There is a lot of negative judgement out there.  Maybe it’s because if you judge someone the impression you leave is that you are at least in part an authority to do so.  Or maybe it means that you are setting yourself up as someone who would act better, or dress better, or do whatever better than the person you are talking about.  So judging someone harshly is a way of building yourself up to others.  

Jesus says to do just the opposite.  Work on yourself before you attempt to work on someone else.  

The season of Lent has something to teach us here about judging.  It is a time of self-reflection, and time to look critically at yourself instead of looking critically at others.  To get you started here are a few questions you can ask of yourself.

Am I honest?

Do I enjoy prayer?

How do I spend my spare time?

Is there anyone I hold a grudge against?  If so, what am I doing about it?

Is Christ real to me?

What if we helped people instead of judging them?  What if we found a yard that was in disrepair and instead of judgement we offered to help?  Let’s revisit the earlier story about a woman’s house.  Here is the rest of that account.

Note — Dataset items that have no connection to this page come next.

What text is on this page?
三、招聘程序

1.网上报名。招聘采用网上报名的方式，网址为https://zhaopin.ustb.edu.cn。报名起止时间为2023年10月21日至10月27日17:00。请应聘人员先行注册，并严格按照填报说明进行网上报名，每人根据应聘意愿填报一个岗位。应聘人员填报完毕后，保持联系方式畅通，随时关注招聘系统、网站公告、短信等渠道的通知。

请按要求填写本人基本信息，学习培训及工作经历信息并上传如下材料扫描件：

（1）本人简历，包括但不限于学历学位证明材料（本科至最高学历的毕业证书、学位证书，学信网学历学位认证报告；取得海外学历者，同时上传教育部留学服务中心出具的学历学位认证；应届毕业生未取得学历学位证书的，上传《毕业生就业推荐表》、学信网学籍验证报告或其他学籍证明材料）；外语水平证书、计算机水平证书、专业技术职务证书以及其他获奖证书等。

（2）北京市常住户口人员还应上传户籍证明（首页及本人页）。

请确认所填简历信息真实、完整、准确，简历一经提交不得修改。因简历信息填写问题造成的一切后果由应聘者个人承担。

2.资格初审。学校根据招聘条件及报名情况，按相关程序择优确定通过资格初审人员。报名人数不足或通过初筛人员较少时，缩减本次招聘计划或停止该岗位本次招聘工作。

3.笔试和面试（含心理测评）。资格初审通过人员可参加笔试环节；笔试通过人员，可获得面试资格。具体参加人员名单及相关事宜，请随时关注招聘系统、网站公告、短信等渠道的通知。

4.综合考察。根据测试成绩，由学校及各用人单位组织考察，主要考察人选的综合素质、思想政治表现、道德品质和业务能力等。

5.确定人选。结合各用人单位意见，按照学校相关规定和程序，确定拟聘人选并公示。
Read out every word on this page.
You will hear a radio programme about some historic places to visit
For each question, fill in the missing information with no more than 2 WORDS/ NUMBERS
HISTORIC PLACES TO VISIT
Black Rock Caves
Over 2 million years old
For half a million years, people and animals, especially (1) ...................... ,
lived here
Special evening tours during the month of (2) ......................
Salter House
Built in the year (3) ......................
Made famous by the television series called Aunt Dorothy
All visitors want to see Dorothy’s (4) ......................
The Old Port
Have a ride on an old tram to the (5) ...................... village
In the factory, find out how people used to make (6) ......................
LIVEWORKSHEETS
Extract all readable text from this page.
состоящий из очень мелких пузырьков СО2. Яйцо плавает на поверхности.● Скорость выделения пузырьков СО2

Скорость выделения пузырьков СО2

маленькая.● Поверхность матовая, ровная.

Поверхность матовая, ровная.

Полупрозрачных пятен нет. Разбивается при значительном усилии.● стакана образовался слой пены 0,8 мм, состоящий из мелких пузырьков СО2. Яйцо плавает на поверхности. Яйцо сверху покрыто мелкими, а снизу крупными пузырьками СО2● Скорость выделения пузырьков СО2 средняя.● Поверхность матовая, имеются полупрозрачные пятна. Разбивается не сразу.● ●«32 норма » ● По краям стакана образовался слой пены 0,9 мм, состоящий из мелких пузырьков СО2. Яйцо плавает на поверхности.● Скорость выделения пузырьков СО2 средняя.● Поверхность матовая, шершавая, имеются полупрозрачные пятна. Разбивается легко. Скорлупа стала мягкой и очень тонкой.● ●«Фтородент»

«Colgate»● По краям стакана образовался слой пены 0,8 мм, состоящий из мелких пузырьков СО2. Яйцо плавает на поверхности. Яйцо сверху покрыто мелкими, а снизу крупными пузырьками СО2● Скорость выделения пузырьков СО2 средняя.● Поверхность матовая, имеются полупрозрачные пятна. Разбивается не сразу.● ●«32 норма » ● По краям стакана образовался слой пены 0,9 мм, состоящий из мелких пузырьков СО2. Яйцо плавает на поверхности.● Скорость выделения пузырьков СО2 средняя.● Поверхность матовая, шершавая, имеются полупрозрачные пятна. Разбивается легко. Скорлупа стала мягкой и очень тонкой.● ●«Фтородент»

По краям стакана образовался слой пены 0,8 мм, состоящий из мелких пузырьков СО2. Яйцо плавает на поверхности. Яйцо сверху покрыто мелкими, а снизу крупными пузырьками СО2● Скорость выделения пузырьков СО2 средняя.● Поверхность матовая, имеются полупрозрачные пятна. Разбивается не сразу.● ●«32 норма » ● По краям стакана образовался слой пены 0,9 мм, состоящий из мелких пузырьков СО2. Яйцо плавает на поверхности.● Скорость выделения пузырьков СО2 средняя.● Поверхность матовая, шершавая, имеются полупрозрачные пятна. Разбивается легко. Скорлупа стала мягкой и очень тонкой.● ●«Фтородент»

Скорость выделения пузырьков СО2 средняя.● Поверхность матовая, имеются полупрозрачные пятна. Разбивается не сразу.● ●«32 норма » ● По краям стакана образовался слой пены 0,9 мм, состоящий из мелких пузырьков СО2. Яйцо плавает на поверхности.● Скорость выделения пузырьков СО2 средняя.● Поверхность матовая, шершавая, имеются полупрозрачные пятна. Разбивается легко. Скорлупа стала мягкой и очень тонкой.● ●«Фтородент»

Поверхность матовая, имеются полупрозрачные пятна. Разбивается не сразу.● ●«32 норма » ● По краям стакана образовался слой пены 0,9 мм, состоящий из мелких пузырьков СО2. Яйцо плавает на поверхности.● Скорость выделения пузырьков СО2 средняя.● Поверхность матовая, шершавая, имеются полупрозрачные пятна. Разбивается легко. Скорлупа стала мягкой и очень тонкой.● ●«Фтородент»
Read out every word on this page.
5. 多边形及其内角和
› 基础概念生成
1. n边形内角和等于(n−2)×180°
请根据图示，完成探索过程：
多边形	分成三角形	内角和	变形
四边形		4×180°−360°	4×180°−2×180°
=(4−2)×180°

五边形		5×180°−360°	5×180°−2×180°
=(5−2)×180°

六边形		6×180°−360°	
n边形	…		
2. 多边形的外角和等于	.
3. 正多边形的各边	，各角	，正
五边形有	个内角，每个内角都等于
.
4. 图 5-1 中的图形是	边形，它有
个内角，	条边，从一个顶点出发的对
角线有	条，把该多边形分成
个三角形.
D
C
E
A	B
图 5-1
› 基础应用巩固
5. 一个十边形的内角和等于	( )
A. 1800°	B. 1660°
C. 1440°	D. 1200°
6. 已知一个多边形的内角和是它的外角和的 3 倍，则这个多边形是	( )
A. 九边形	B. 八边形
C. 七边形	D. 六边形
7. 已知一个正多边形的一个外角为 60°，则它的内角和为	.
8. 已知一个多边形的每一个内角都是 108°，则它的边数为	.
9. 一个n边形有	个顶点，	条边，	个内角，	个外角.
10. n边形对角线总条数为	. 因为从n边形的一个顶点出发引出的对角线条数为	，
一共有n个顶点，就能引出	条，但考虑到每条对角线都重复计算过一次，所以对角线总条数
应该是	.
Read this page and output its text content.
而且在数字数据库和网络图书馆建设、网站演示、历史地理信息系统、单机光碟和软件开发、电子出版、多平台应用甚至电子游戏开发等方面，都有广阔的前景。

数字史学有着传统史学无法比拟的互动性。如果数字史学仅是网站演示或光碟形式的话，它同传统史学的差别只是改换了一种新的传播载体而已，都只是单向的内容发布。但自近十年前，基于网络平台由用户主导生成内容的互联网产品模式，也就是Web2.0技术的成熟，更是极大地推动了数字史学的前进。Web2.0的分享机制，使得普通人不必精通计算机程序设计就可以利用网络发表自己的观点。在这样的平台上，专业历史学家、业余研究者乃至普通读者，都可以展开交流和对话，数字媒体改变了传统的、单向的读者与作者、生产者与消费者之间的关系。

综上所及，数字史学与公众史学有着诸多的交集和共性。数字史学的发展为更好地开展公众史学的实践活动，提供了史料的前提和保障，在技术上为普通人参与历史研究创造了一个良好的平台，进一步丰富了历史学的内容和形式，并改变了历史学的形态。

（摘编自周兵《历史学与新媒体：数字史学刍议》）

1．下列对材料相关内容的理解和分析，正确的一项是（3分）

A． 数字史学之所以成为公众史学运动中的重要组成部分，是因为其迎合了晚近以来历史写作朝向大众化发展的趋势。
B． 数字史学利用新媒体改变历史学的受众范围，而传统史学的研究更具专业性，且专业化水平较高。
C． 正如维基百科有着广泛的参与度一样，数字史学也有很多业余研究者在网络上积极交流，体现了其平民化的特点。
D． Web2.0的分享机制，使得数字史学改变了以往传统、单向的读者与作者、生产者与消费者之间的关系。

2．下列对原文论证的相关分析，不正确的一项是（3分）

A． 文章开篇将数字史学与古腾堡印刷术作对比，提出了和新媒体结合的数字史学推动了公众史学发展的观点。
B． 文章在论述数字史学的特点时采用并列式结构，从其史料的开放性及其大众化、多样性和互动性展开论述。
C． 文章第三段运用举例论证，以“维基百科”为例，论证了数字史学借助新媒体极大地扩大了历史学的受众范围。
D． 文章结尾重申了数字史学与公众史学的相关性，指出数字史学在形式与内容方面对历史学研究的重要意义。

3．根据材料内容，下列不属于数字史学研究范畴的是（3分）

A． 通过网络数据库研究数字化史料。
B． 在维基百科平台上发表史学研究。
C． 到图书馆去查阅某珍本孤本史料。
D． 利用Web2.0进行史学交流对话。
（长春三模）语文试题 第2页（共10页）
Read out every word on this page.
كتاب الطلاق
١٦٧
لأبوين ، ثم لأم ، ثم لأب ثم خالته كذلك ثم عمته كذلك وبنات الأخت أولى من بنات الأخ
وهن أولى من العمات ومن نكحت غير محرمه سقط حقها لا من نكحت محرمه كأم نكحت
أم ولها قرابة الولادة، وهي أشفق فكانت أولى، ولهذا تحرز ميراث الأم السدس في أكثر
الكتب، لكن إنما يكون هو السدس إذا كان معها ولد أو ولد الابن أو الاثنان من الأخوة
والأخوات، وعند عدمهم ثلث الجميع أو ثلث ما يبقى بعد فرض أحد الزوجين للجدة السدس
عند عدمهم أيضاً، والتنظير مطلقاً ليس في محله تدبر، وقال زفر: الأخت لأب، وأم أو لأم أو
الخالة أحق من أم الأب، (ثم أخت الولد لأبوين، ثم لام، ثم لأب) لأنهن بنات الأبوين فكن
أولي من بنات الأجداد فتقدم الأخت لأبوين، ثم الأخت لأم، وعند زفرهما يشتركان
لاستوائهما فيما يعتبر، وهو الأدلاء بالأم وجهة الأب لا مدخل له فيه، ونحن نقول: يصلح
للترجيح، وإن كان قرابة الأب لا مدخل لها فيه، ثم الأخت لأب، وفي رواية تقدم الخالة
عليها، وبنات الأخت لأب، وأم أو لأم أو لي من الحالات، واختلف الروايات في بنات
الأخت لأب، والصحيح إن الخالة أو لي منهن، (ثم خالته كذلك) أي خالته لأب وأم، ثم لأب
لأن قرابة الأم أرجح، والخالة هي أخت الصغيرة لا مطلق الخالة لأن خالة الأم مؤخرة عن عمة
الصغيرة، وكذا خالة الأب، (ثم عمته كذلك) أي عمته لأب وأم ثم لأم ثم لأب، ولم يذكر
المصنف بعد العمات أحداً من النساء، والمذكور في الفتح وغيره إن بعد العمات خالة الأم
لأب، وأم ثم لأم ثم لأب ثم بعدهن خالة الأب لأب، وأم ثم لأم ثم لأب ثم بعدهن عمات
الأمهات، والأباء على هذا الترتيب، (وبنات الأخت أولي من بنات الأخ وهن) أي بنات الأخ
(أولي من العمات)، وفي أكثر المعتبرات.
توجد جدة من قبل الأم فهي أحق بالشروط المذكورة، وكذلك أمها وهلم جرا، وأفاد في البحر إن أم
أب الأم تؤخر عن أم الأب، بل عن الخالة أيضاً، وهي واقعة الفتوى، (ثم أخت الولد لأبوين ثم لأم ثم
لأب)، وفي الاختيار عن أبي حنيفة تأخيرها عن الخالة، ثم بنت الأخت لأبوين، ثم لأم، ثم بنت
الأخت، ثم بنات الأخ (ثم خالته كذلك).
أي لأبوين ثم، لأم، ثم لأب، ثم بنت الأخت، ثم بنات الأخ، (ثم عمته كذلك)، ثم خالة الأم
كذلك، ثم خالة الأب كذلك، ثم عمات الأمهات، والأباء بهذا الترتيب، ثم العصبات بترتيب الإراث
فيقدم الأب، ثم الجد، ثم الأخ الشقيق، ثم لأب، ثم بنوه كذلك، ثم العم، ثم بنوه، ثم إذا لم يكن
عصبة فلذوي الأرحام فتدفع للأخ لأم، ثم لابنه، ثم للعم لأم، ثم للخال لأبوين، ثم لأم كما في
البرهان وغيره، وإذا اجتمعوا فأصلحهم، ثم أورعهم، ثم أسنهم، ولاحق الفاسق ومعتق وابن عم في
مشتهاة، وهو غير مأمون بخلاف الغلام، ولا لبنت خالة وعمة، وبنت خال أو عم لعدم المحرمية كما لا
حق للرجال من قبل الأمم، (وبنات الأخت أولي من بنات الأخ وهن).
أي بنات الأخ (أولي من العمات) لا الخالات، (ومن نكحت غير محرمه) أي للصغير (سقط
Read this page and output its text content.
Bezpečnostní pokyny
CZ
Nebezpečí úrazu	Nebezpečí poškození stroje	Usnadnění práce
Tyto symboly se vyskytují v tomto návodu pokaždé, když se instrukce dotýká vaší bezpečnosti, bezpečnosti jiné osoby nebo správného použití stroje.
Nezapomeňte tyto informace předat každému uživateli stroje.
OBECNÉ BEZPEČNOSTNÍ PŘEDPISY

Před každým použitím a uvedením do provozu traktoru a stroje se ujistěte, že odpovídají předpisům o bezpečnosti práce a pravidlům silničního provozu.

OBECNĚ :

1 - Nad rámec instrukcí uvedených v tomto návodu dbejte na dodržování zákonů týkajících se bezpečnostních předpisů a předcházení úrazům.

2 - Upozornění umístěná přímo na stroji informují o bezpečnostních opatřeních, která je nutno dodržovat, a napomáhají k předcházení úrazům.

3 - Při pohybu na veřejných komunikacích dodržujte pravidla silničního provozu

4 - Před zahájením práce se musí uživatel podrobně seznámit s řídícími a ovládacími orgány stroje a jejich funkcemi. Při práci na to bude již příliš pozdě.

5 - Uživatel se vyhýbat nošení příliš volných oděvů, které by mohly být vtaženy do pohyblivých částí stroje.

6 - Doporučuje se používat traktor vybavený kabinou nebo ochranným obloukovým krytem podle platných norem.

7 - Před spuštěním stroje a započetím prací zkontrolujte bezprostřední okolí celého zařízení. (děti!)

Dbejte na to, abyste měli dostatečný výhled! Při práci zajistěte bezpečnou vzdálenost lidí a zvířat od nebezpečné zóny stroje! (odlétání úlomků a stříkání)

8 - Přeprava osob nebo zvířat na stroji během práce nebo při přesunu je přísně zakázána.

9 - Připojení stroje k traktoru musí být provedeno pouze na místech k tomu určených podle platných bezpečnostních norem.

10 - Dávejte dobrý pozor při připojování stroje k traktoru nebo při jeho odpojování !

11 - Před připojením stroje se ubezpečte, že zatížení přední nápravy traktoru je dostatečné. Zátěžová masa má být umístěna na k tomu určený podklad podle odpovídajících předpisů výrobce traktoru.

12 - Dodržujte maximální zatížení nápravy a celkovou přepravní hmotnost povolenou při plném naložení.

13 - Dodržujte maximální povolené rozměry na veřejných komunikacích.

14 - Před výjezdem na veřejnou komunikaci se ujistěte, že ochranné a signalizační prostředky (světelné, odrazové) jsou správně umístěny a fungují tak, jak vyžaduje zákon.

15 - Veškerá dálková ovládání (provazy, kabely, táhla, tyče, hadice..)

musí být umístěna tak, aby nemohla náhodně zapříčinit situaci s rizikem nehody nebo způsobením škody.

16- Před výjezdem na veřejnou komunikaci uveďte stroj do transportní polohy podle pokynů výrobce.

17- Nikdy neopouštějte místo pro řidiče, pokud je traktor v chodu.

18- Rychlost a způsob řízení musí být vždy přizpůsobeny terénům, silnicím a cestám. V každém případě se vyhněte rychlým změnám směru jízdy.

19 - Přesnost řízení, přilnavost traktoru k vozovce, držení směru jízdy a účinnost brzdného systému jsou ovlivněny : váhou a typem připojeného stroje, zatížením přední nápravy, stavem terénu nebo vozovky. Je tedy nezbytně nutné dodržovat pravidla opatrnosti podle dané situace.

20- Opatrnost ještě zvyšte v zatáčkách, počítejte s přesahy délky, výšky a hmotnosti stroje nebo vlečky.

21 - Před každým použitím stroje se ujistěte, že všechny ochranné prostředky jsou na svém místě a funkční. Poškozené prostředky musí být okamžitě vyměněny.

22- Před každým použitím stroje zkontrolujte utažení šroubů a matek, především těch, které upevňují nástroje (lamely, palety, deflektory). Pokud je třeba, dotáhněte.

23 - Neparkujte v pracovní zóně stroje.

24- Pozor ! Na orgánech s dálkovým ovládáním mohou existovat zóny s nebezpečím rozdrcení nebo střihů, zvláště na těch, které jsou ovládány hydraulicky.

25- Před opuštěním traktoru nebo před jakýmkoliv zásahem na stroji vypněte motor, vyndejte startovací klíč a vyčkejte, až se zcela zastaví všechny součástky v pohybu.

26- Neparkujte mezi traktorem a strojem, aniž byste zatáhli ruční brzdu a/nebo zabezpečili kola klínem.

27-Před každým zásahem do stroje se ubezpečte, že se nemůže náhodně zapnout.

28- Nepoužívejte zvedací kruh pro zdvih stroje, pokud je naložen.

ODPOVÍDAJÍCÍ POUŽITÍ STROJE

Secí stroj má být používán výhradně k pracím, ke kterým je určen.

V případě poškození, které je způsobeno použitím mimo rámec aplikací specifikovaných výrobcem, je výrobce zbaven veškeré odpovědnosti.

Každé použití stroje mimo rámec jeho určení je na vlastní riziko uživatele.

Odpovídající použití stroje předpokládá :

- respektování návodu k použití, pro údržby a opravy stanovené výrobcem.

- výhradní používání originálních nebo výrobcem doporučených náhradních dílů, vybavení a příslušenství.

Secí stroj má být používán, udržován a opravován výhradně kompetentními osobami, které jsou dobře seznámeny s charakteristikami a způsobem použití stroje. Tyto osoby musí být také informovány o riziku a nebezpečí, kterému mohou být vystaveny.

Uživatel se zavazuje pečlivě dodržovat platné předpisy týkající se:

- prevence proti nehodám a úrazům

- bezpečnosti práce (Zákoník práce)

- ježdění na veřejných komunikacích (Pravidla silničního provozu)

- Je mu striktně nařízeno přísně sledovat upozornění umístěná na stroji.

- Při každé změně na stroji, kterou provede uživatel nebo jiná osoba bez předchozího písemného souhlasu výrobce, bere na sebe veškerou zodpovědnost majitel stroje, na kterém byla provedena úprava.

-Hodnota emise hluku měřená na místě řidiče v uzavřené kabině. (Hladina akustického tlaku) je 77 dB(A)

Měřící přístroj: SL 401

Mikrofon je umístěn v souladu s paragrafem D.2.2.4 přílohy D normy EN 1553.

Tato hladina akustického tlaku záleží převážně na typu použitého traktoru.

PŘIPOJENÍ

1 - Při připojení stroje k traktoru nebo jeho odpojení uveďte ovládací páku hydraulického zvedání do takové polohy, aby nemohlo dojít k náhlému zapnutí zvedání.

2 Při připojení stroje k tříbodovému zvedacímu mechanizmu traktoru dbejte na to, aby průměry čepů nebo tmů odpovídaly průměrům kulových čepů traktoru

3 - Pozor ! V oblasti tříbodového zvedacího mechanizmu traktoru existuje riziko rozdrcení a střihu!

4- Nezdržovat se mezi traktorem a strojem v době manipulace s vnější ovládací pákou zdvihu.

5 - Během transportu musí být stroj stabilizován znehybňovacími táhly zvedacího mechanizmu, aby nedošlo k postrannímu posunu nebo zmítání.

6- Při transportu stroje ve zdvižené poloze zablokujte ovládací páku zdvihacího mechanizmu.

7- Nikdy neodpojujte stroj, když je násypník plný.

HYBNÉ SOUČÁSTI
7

At first, I felt a little angry,” Ragland told CBS 42. “But so much has been going on with us and our family. I just didn’t have the energy to be negative.”
Ragland had recently learned that her 3-year-old son, Jaxen, who has autism and is nonverbal, is fighting for his life. Jaxen was diagnosed with stage 4 neuroblastoma, a form of childhood cancer. He’s had seven surgeries and has been hospitalized more than 20 times.
In an effort to encourage some kindness and compassion for others, the mom decided to post the note on Facebook and share Jaxen’s story — and explain just how much of their lives they spend in hospitals, clinics and doctors’ offices.
The post took off, and all of a sudden, people started arriving at Ragland’s home in Pinson, Alabama. A lawn care service showed up and cut the grass. Strangers appeared and began tidying up the front yard. Someone even brought a chainsaw for the clean-up effort.
Kimberly Davis was one of the neighbors who jumped in to spread the word. She reposted Ragland’s pictures and story and added a few choice words of her own.
“This makes me so Mad for (Randa) to even have to deal with some idiot from her area that isn’t even man/woman enough to say who they are,” Davis wrote. “This Family needs our HELP. So let’s make something happen for this family.

Let’s make something happen indeed, by first looking at ourselves and being the best people we can be.